While I have not been posting any of late, I kept a habit of watching good movies – including this one “12 Years a Slave”.
A story of a Free Black man’s journey to freedom from enslavement, ’12 Years’ boasts of tasty and artful cinematography, that even the direst of torture scenes look like moving paintings.
Stellar performances are given by artists as Academy Award nominee Chiwetel Eijofor who played Solomon Northup – the man whose life the story is based on, Benedict Cumberbatch, Michael Fassbender, Paul Dano, Quvenzhane Wallis, and especially who for her role as Patsy won the Academy Award for Best Supporting Actress, Lupita Nyong’o.

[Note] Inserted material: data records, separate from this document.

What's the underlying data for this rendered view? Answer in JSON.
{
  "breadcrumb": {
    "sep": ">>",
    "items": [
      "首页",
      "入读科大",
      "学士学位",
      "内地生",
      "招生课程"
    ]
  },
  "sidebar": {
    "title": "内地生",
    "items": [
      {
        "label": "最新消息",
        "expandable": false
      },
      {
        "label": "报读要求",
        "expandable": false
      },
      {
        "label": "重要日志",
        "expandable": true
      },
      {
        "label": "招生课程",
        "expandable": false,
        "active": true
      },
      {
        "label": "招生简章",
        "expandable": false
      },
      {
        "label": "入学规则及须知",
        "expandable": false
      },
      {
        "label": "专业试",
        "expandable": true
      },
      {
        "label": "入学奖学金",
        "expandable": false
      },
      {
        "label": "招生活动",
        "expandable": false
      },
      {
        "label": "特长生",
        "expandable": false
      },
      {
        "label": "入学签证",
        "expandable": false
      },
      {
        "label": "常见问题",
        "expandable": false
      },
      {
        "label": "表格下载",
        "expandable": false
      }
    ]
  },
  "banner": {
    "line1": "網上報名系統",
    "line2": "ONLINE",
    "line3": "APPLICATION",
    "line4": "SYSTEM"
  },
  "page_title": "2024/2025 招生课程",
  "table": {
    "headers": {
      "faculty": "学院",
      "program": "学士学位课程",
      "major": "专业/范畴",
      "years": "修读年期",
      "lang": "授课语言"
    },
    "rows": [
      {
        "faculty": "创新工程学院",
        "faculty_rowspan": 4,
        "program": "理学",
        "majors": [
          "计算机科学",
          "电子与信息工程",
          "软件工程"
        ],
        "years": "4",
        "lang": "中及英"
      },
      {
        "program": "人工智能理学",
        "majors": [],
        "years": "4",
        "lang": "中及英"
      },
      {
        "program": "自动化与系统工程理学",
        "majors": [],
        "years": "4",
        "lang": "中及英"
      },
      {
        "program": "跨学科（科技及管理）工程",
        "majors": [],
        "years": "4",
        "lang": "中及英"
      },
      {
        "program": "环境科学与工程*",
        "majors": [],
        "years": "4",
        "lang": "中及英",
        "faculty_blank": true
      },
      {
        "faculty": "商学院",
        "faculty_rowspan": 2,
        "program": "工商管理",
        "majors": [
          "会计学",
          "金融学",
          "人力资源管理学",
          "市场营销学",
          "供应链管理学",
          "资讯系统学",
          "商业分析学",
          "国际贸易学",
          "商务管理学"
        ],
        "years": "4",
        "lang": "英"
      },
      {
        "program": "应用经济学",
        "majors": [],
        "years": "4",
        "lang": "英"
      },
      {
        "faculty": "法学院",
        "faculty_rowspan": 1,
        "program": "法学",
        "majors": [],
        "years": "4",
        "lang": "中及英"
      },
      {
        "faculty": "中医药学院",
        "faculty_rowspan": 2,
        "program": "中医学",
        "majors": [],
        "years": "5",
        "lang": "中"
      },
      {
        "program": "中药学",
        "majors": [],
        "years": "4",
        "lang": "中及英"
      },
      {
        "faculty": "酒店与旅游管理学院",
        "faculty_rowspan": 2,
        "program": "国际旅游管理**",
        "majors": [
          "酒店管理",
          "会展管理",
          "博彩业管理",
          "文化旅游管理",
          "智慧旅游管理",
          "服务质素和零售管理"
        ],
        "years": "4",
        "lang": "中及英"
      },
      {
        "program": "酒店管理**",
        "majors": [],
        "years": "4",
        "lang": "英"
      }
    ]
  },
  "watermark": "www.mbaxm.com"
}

Throughout her event appearances for the film, Lupita proved herself a style powerhouse with her spectacular fashion choices as the caped red gown by Calvin Klein she wore at the Golden Globes, the green strapless gown in the BAFTAs, and the ‘Nairobi blue’ Prada gown she wore at the Oscars.
But amidst her classy celebrity persona, in ’12 Years’ she played the life of Patsy – a female black slave repeatedly maltreated by her masters. Although an arduous worker able to produce the most output in her masters’ cotton plantation, Patsy suffered of sexual advances and physical assault.
In one of her most heartbreaking scenes, Patsy asks Solomon to help her commit suicide in her desperate attempt to escape from misery. But a fellow who believes in God himself, Solomon makes Patsy remember of the sin to take life away, and how they will be not unlike of the ugliness their masters resemble if they do pursue.
’12 Years a Slave’ drove through a quick narrative of Solomon’s life away from home – extensive time span covered and looked slow and emphatic. From that time I saw Director Steve Mcqueen’s vision of Solomon hunched, chained, and writhing in a cellar with a single beam of daylight, I became impatient of seeing him go home as a Free Man again.
But somehow it occurred to me that Solomon may have been one fortunate man to begin with. Despite his enslavement, he was born from a family of Free Black people, has achieved education, and has afforded a life for himself and his family. Other Black people of his time may have been born, continuously lived and died as a slave. Not to say that some notions outweigh others, I believe my observation is valid – that there lived Free Black people in the past – and that they, too, may have been instrumental of alleviating the condition of their people early on.
It reminds me of our own journey as Filipinos to freedom. Our history takes us to 300 years of Spanish regime. The Spaniards had the religion Roman Catholicism as their strongest weapon. Even today, our traditions and belief systems are deeply rooted to religion, yet with changes through the passage of time. What may seemingly freed us from oppression was our forefathers’ access to information and physical action of revolutionary ideas.
Illustrados, what may seemingly like have been Free Black people to us Filipinos then, were natives generally privileged enough as to have afforded education in Europe. Their education abroad harnessed revolutionary ideas to free the people in their homeland. Their tools were words. They formed groups and publications aimed to discard the indignations asserted by the Spaniards.
From novels by Jose Protacio Rizal, to poems and sharp blades by Andres Bonifacio, ultimately the revolution was won by the Filipinos against the Spaniards. Then came the Japanese. And the Americans. But today we are generally free, and at the very least fighting against the odds we made ourselves and brought ourselves into.
In some way I believe the journey to freedom of the Blacks inspired our forefathers to do the same. And maybe our forefathers have inspired their struggle too. In this world where strength comes from everywhere, the ability to inspire and enact what ought to be done transcends through borders. For as long the rule of evil continues, there will arise instruments to make things right.